To prove this assumption a measurement of 5-HT synthesis rate in the brain of patients with PD would be warranted. Of interest, a decreased index of 5-HT synthesis, as measured by PET with α-[11C]methyl-l-tryptophan trapping, was detected in parts of the limbic and paralimbic cortices of patients with major depression (Rosa-Neto et al. 2004). Another PET study demonstrated a significant increase in 5-HT synthesis rate in the prefrontal cortex of patients with depression who had received treatment with SSRI citalopram alone or with pindolol (Berney et al. 2008). Considering that major depression is the most often comorbid condition in patients with PD, and that principal therapeutic mechanism of SSRIs could be similar for both conditions, further PET studies of 5-HT synthesis rate in PD should be of interest.

Conclusive Remarks

Tryptophan-related research has significantly extended our knowledge on the role of 5-HT in PD. Although a number of studies manipulating tryptophan availability provide reasonable evidence for a protective influence of 5-HT against panic responses, some of the findings are divisive, indicating that the role of 5-HT in PD is not unique and 5-HT may interact differently with relevant neurotransmitter systems.

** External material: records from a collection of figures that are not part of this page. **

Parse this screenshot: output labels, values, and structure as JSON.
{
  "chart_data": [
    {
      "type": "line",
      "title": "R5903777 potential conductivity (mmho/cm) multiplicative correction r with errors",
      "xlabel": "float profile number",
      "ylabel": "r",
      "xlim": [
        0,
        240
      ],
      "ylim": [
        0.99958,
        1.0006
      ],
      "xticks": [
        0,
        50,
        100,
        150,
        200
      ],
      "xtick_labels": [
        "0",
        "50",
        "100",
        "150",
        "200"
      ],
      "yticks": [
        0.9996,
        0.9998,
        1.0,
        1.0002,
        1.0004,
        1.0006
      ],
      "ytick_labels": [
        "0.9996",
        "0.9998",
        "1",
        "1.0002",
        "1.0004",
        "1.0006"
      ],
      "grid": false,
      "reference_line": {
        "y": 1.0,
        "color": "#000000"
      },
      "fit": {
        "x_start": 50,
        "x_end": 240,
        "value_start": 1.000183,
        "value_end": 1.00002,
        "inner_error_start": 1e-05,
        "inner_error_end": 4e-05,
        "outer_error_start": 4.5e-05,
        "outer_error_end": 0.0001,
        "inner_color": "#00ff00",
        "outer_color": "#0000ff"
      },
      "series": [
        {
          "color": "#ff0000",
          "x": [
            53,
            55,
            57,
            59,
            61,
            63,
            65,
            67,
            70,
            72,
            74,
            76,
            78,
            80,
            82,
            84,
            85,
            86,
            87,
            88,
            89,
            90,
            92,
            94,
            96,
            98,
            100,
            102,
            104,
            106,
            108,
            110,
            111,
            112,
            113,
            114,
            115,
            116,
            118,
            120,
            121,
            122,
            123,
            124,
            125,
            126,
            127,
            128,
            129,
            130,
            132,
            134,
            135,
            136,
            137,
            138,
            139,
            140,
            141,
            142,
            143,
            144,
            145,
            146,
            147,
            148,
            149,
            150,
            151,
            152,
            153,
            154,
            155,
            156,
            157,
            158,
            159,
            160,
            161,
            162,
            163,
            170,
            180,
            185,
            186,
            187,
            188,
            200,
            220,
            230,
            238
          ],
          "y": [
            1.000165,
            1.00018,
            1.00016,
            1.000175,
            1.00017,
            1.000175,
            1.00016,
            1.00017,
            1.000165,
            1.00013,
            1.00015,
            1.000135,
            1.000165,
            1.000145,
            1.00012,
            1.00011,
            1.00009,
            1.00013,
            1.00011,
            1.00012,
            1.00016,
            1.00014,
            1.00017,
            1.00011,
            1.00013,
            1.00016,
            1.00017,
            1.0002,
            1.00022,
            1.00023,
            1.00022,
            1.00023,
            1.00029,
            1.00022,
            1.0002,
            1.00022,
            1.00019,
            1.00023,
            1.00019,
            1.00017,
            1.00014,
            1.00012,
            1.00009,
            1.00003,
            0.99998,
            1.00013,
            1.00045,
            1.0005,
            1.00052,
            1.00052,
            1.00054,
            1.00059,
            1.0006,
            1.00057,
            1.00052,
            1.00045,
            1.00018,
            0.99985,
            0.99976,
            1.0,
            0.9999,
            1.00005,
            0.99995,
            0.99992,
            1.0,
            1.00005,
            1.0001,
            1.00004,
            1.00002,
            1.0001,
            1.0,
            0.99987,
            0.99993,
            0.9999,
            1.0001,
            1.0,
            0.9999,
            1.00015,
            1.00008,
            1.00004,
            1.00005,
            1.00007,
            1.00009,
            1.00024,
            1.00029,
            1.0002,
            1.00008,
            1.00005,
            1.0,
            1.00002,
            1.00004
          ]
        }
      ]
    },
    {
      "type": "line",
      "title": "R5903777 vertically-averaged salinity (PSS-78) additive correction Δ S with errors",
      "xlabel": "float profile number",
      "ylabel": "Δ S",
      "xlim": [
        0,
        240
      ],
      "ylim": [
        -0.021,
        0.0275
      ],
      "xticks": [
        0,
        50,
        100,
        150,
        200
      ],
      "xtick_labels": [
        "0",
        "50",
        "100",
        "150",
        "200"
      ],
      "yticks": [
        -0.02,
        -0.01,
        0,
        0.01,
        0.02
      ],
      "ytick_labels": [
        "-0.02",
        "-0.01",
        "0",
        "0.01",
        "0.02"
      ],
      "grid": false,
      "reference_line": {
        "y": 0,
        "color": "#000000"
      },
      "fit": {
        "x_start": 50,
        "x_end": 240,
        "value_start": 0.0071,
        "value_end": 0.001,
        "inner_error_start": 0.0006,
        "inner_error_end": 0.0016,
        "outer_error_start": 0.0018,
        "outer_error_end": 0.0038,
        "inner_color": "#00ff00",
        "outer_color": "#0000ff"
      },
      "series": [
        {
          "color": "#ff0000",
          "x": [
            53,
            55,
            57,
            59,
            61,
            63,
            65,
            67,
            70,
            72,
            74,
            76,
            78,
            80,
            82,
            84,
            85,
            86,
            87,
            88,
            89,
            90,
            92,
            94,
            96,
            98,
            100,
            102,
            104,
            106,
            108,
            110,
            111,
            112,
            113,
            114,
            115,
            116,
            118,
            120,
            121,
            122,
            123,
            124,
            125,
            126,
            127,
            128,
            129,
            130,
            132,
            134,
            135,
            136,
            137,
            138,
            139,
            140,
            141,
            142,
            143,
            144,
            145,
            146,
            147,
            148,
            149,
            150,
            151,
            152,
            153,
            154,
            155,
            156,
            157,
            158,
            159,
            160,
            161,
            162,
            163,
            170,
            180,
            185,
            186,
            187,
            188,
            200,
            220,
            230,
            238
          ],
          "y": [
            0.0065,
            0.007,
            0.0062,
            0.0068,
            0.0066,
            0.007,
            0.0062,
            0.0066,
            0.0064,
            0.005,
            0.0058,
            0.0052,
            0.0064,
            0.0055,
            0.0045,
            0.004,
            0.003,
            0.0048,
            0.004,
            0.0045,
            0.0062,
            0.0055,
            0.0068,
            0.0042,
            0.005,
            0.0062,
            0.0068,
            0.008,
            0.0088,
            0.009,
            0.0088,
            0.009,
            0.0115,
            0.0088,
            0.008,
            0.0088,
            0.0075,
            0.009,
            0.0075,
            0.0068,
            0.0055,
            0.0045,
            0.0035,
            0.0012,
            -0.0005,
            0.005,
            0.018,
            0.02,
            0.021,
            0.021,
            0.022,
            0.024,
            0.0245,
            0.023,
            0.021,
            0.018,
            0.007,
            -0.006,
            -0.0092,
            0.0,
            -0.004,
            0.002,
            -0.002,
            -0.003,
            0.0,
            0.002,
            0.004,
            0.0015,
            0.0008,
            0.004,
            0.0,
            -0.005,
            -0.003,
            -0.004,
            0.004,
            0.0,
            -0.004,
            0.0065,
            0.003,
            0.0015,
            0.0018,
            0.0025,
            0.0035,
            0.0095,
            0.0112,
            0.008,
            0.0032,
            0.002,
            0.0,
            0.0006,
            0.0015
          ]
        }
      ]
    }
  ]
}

Recent genetic studies tentatively point to the function of TPH2 gene in a predisposition to panic, but these data need to be replicated and extended. The functional role of TPH2 genetic polymorphisms on tryptophan metabolism requires further elucidation. The characterisation of molecular mechanisms underlying tryptophan metabolism in different neuronal populations might lead to novel therapeutic strategies based on specific regulation of different metabolic pathways for tryptophan (Ruddick et al. 2006). Such studies may also shed more light on the relatioships between pathways of tryptophan metabolism and features of PD in it’s different clinical stages. The gender difference in the role of 5-HT in panic attacks as suggested by some experimental and genetic studies deserves a special attention. Pertinently, the prevalence of PD is more than twice higher in females than in males (Eaton et al. 1994) and synthesis rate of 5-HT is lower in healthy females than in males throughout the cerebral cortex (Nishizawa et al. 1997; Sakai et al. 2006). Furthermore, ATD significantly impaired the recognition of fearful facial expressions in female, but not in male healthy volunteers (Harmer et al. 2003). These findings substantiate the tryptophan-serotonin connection in PD and call for more attention to the vulnerability of 5-HT system in females in the further research on PD and related behaviours.